Eles reconheciam os prodígios facilmente, pois todos nasceram no dia da morte do antigo imperador e possuíam uma marca representando o elemento que poderiam domar.

Esse método foi infalível durante séculos, mas, assim como a perda vergonhosa, inesperadamente poderia aparecer uma falha nunca vista antes.

 Um dos bebês daquela geração não possuía a marca, mas nasceu no dia. Os damasos sabiam disso, sabiam que estavam correndo o risco de falharem novamente, mas levaram impiedosamente da mesma forma. Não correria o risco de perdê-lo. A família foi resistente na entrega.

Não sabiam ao certo quais seriam as consequências daquela atitude impensada, mas, talvez aquele momento fosse o decisivo, sem precedentes e uno que poderia equilibrar aquela batalha secular. Os vampiros precisavam ser exterminados e os interesses que envolviam essa causa estavam acima de todos os outros. Não se deve dar sorte ao azar, nunca.

Essa atitude tomada, entretanto, não foi realizada a sangue frio.

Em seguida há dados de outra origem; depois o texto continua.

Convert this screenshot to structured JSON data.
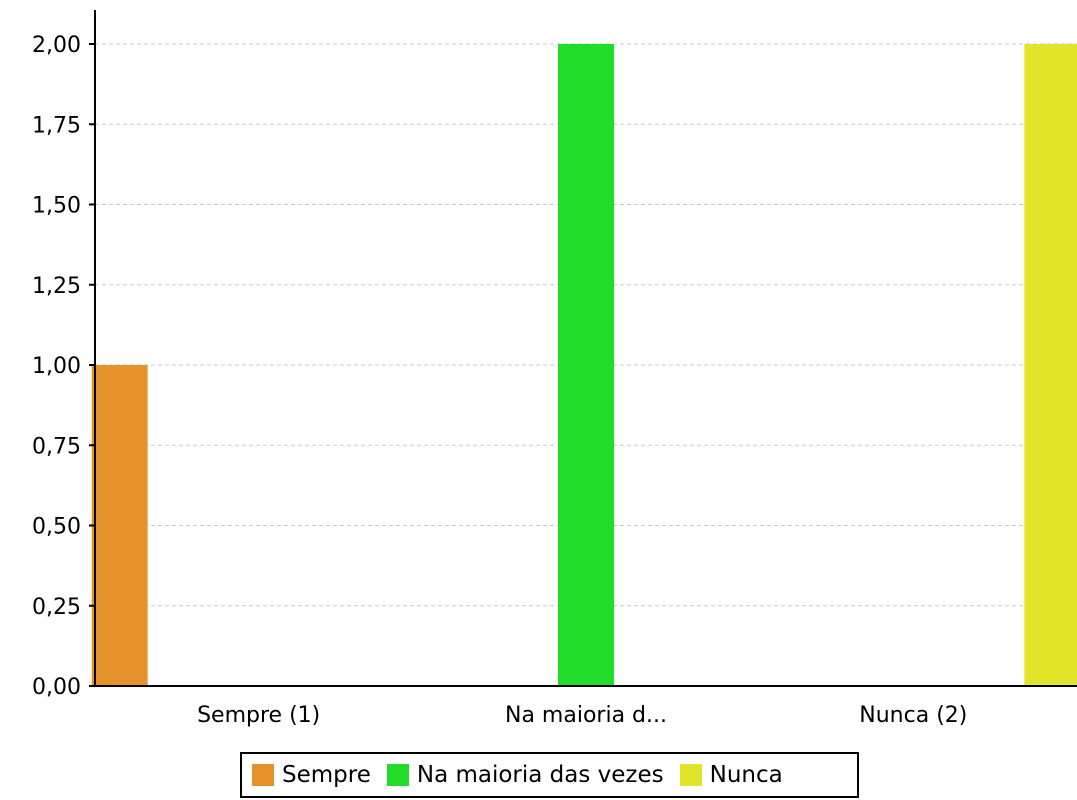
{
  "chart_data": {
    "type": "bar",
    "categories": [
      "Sempre (1)",
      "Na maioria d...",
      "Nunca (2)"
    ],
    "series": [
      {
        "name": "Sempre",
        "color": "#e5922d",
        "values": [
          1,
          0,
          0
        ]
      },
      {
        "name": "Na maioria das vezes",
        "color": "#22dd28",
        "values": [
          0,
          2,
          0
        ]
      },
      {
        "name": "Nunca",
        "color": "#e2e42a",
        "values": [
          0,
          0,
          2
        ]
      }
    ],
    "ylim": [
      0,
      2
    ],
    "yticks": [
      "0,00",
      "0,25",
      "0,50",
      "0,75",
      "1,00",
      "1,25",
      "1,50",
      "1,75",
      "2,00"
    ],
    "grid": true,
    "legend_position": "bottom"
  }
}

Os damasos que acompanharam a busca naquele dia sentiram um pesar enorme pela família. Sentimento esse que, surpreendente, se sobressaiu comparado aos demais. Eles nunca sentiram tanto por uma família. O damaso do fogo foi o que mais sentiu, e, por isso, passou dias sem se alimentar.

☾☾☾

– Sacrifiquem-no – foi a ordem de Mosheh quatro anos depois da morte do imperador.

– Mas não será no centro da cidade. Ninguém poderá saber dessa morte. – Retrucou Jordi – Não podemos perder a credibilidade das pessoas, terão de acreditar em uma morte natural.

– Que seja por envenenamento! – Respondeu Mosheh.

– Todos de acordo, então? Araí será envenenado. – Completou Eurípedes.

Todos assentiram e o garoto, naquela noite, pagou o preço da confusão desses damasos. Ele teria nascido às 23h e 59min do dia anterior, não era um verdadeiro damaso, seria morto por isso.

Ao mesmo tempo, o verdadeiro damaso estava perdido e agora seria procurado.